R, l, v, f – lots of letters have to wait in line to slowly become a proper part of her pronunciation. Others get in right away, like “m” and “d”; no waiting there. They walk right up and – bam! – they’re in the door. They get their popcorn and are in their seats before the “s” knew what was going on, before he realized he didn’t have an advance pass and had to wait to see if there was any room left in the theater. Of course there will be, but the wait could take a while.
Other words have queued up, too. They’re waiting, and the paparazzi flutter around. I mean, these words are worth checking out. They’re very of-the-moment, and once they make their way in, they will be changed. If you aren’t careful, you’ll miss them. Penguin is dressed in its alternate guise, PWENG*in.
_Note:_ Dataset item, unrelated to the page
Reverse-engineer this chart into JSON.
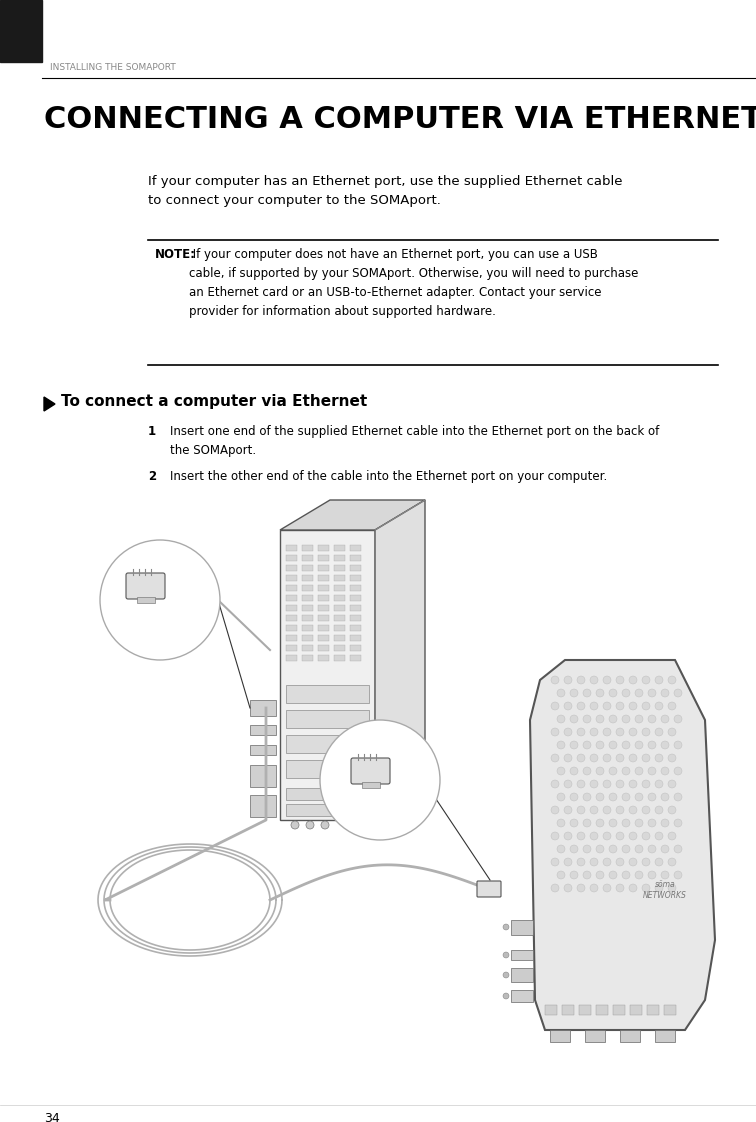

Pwengin’s eating a PREN*sull, which some might call (mistakenly) a pretzel. Another’s dressed in AHN*jin, better known to some as orange. She taps her foot, waits by the door.
This weekend, the door opened, and she was the next to go. In she went, with a rustle and a flash. AHN*jin was gone.
Orange came out. Good-bye, AHN*jin. Your charms were many, and if you decide to make another appearance, we’d be glad to see you again.
Today, Baby Boy is two months old (and a sweet charmer). As with big sister at this age, we’ve read several books: The Secret Garden by Frances Hodgson Burnett (also Baby Girl’s first book, as charming on this read-through as the previous), Here’s a Penny by Carolyn Haywood (a sweet nod to adoption – who knew?), and Soup and Me by Robert Newton Peck (two boys who bring trouble and sometimes surprising sweetness to their small world in rural Vermont). He also got the better part of The Cat Who Wished to Be a Man by Lloyd Alexander (brief but entertaining in the ways the cat misinterprets human interaction, once he becomes a man).
The book count will only increase. It seems like that’s what happened with our number of children, too: we count them, and we know there are only two. However, having a second child seems to have added, oh, an extra two or three children. How can one plus one equal three or four? Come to our house. We’ll show you. If only I had an extra arm to hold both (“two arms!” my daughter protests) or to hold one and still cook dinner (sometimes, the sling or Ergo is highly protested…most likely at an inconvenient time)!
Number of books read to baby and number of children, both increasing. Who knows how many we’ll have by the time he’s four months old? We may just need a new house to fit them all.